Corrélation entre la sévérité de la maladie parodontale et les variables rhumatologiques

La polyarthrite rhumatoïde est un rhumatisme inflammatoire caractérisé au plan biologique par un syndrome inflammatoire non spécifique qui se définit par une accélération de la vitesse de sédimentation (VS) et une augmentation des protéines inflammatoires, notamment la CRP (protéine C-réactive). Ces deux marqueurs participent donc à l'évaluation de l'activité et au pronostic de la maladie. Chez les patients atteints de parodontite, des taux élevés de la protéine C-réactive et de la vitesse de sédimentation ont été associés à l'activité de la parodontite. La mesure des taux de CRP et de la VS pourrait aider à identifier les groupes de patients susceptibles de développer des formes sévères des deux pathologies. Dans notre étude, la médiane de la CRP est de 10,3 mg/l et celle de la VS de 24,5 mm. La régression logistique réalisée afin de corréler les valeurs moyennes de la CRP, de la VS et la sévérité de la perte d'attache dans le groupe Paro+ PR+ ne montre aucune corrélation.

Le nombre d'articulations douloureuses est un reflet de la poussée de la PR. Dans notre étude, on notait en moyenne 12 articulations douloureuses (NAD). La douleur articulaire dans la PR est la conséquence de l'inflammation. Celle-ci est appréhendée en dehors de la douleur par le nombre d'articulations gonflées (NAG). En moyenne, le nombre articulations gonflées (NAG) était de 6,5. La régression logistique réalisée afin de corréler le nombre d'articulations douloureuses et gonflées à la sévérité de la perte d'attache dans le groupe Paro+ PR+ ne montre aucune corrélation.

Du fait des données manquantes pour le facteur rhumatoïde et anticorps anti-peptide cyclique citrulliné (ACPA), aucune corrélation n'a été faite. Le facteur rhumatoïde n'est pas spécifique de la PR, on le retrouve dans d'autres pathologies inflammatoires chroniques, et notamment dans la parodontite (Salvi et al., 1997).

Mercado, en 2003, a montré que, comparés aux patients séronégatifs pour le FR dans la parodontite, les patients séropositifs pour le FR présentaient des taux d'IgM et d'IgG plus élevés aux micro-organismes parodontopathogènes.
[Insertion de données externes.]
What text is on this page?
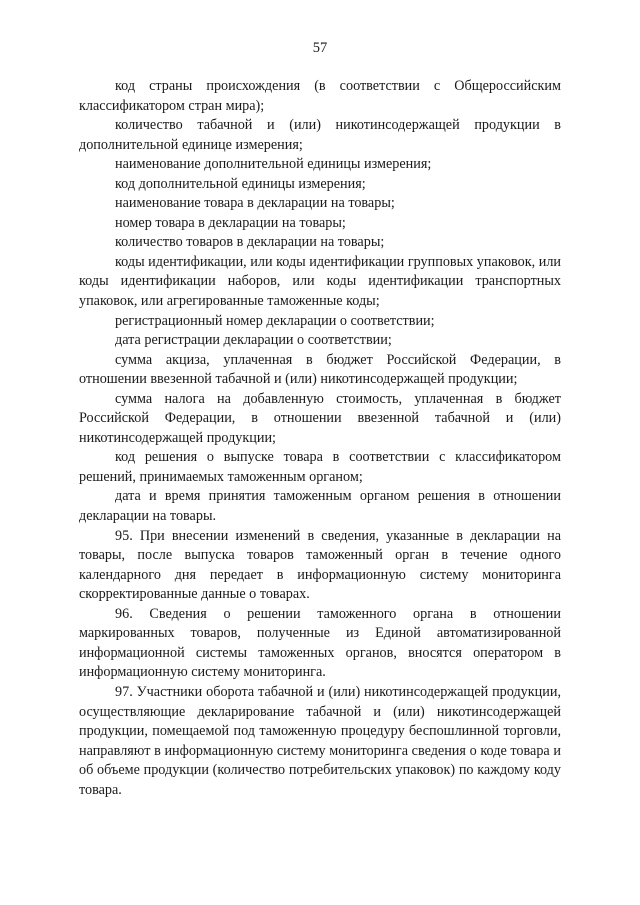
57

код страны происхождения (в соответствии с Общероссийским классификатором стран мира);

количество табачной и (или) никотинсодержащей продукции в дополнительной единице измерения;

наименование дополнительной единицы измерения;

код дополнительной единицы измерения;

наименование товара в декларации на товары;

номер товара в декларации на товары;

количество товаров в декларации на товары;

коды идентификации, или коды идентификации групповых упаковок, или коды идентификации наборов, или коды идентификации транспортных упаковок, или агрегированные таможенные коды;

регистрационный номер декларации о соответствии;

дата регистрации декларации о соответствии;

сумма акциза, уплаченная в бюджет Российской Федерации, в отношении ввезенной табачной и (или) никотинсодержащей продукции;

сумма налога на добавленную стоимость, уплаченная в бюджет Российской Федерации, в отношении ввезенной табачной и (или) никотинсодержащей продукции;

код решения о выпуске товара в соответствии с классификатором решений, принимаемых таможенным органом;

дата и время принятия таможенным органом решения в отношении декларации на товары.

95. При внесении изменений в сведения, указанные в декларации на товары, после выпуска товаров таможенный орган в течение одного календарного дня передает в информационную систему мониторинга скорректированные данные о товарах.

96. Сведения о решении таможенного органа в отношении маркированных товаров, полученные из Единой автоматизированной информационной системы таможенных органов, вносятся оператором в информационную систему мониторинга.

97. Участники оборота табачной и (или) никотинсодержащей продукции, осуществляющие декларирование табачной и (или) никотинсодержащей продукции, помещаемой под таможенную процедуру беспошлинной торговли, направляют в информационную систему мониторинга сведения о коде товара и об объеме продукции (количество потребительских упаковок) по каждому коду товара.
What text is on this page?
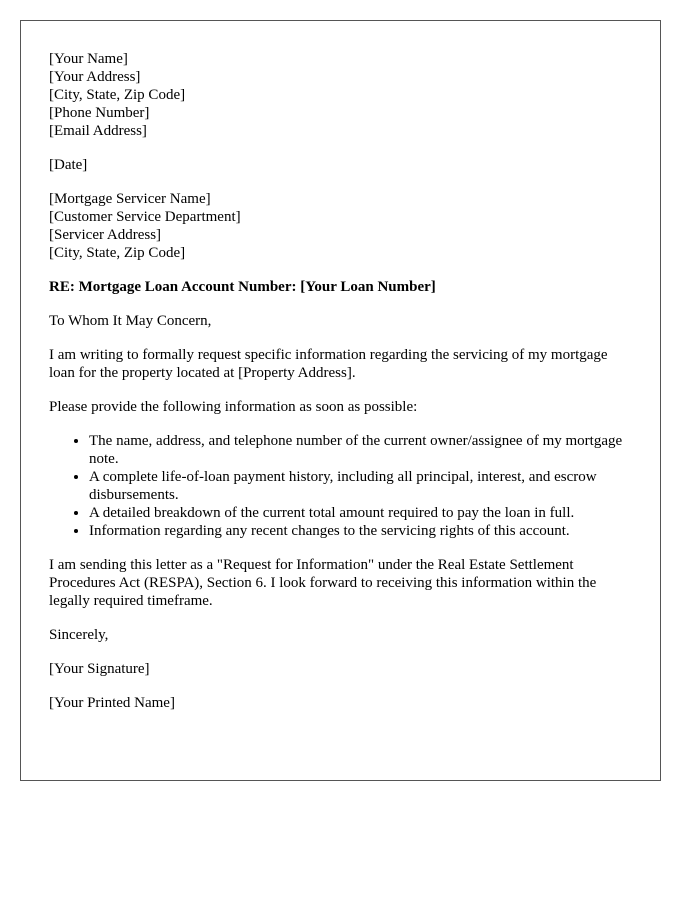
[Your Name]
[Your Address]
[City, State, Zip Code]
[Phone Number]
[Email Address]
[Date]
[Mortgage Servicer Name]
[Customer Service Department]
[Servicer Address]
[City, State, Zip Code]

RE: Mortgage Loan Account Number: [Your Loan Number]

To Whom It May Concern,

I am writing to formally request specific information regarding the servicing of my mortgage loan for the property located at [Property Address].

Please provide the following information as soon as possible:

• The name, address, and telephone number of the current owner/assignee of my mortgage note.
• A complete life-of-loan payment history, including all principal, interest, and escrow disbursements.
• A detailed breakdown of the current total amount required to pay the loan in full.
• Information regarding any recent changes to the servicing rights of this account.

I am sending this letter as a "Request for Information" under the Real Estate Settlement Procedures Act (RESPA), Section 6. I look forward to receiving this information within the legally required timeframe.

Sincerely,

[Your Signature]

[Your Printed Name]
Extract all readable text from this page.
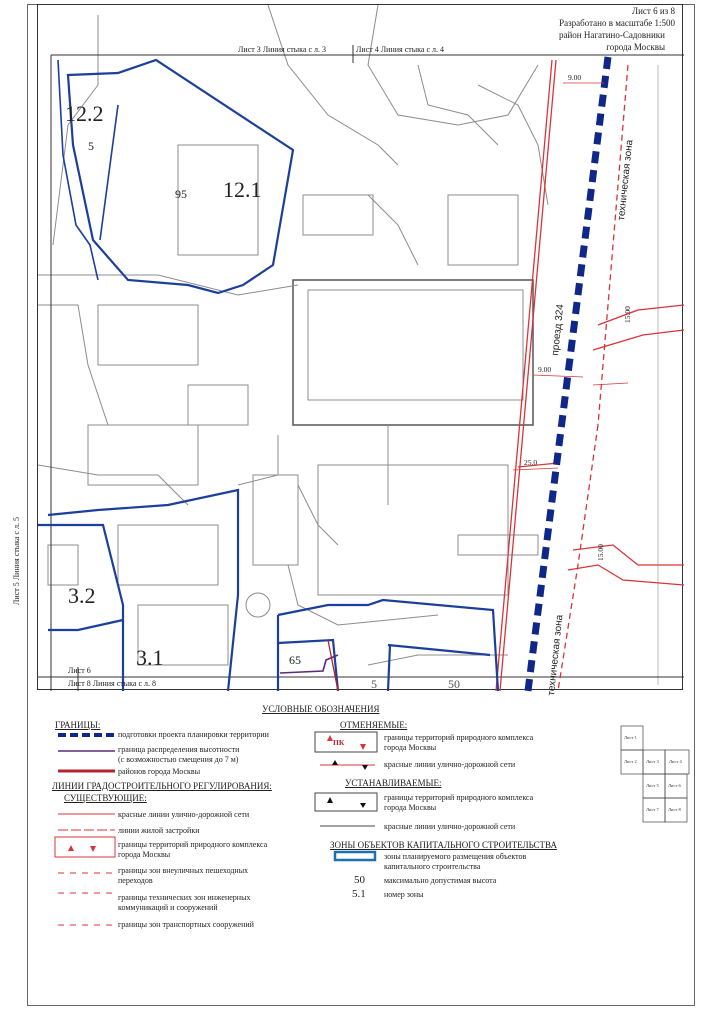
Лист 6 из 8
Разработано в масштабе 1:500
район Нагатино-Садовники
города Москвы
Лист 3 Линия стыка с л. 3	Лист 4 Линия стыка с л. 4
Лист 5 Линия стыка с л. 5
Лист 6
Лист 8 Линия стыка с л. 8
12.2
12.1
3.2
3.1
5
95
65
5	50
проезд 324
техническая зона
техническая зона
9.00
9.00
25.0
15.00
15.00
УСЛОВНЫЕ ОБОЗНАЧЕНИЯ
ГРАНИЦЫ:
подготовки проекта планировки территории
граница распределения высотности
(с возможностью смещения до 7 м)
районов города Москвы
ЛИНИИ ГРАДОСТРОИТЕЛЬНОГО РЕГУЛИРОВАНИЯ:
СУЩЕСТВУЮЩИЕ:
красные линии улично-дорожной сети
линии жилой застройки
границы территорий природного комплекса
города Москвы
границы зон внеуличных пешеходных
переходов
границы технических зон инженерных
коммуникаций и сооружений
границы зон транспортных сооружений
ОТМЕНЯЕМЫЕ:
ПК
границы территорий природного комплекса
города Москвы
красные линии улично-дорожной сети
УСТАНАВЛИВАЕМЫЕ:
границы территорий природного комплекса
города Москвы
красные линии улично-дорожной сети
ЗОНЫ ОБЪЕКТОВ КАПИТАЛЬНОГО СТРОИТЕЛЬСТВА
зоны планируемого размещения объектов
капитального строительства
50 максимально допустимая высота
5.1 номер зоны
Лист 1
Лист 2 Лист 3 Лист 4
Лист 5 Лист 6
Лист 7 Лист 8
Chez les patients atteints de parodontite, des taux élevés IgG ont été fréquemment retrouvés dans les tissus gingivaux. Ces mêmes taux ont été également retrouvés dans les cellules synoviales de patients atteints de PR. Ces variables peuvent être utilisées pour identifier les patients atteints de PR et à risque de développer une maladie parodontale (Mercado et al., 2003).

L'approche thérapeutique conventionnelle de la parodontite est d'abord basée sur un détartrage et un surfaçage radiculaire. Les patients inclus dans notre étude ont reçu un traitement parodontal, mais l'impact de ce traitement sur la PR n'a pas été recherché.

L'étude d'Al-Katma et al. en 2007 chez 38 patients atteints de PR et de parodontite chronique généralisée modérée à sévère a recherché les effets du traitement parodontal sur l'activité de la PR (DAS 28) (Al-Katma et al., 2007). Les résultats ont montré que les patients traités avaient montré une diminution de la sévérité de la PR mesurée par le DAS 28. Les études portant sur les effets du traitement parodontal sur la PR donnent des résultats encourageants, cependant d'autres études sont nécessaires pour prouver l'efficacité sur un nombre plus large de patients et pour étudier les effets du traitement parodontal en association avec les traitements de la PR.

Au vu des liens entre la parodontite et la PR, l'odontologiste et le rhumatologue doivent travailler en collaboration pour une prise en charge optimale des patients atteints de PR.

Conclusion

Les résultats de cette étude ne montrent pas de différence statistiquement significative entre le groupe des patients atteints de PR et de parodontite et celui indemne de parodontite. La sévérité de la perte d'attache (PA ≥ 5 mm) ne constituait pas un risque de survenue de la PR. Cependant, les patients atteints de PR doivent être sensibilisés par des visites systémiques à intervalles réguliers chez le dentiste, un contrôle de plaque renforcé et une prise en charge parodontale adaptée.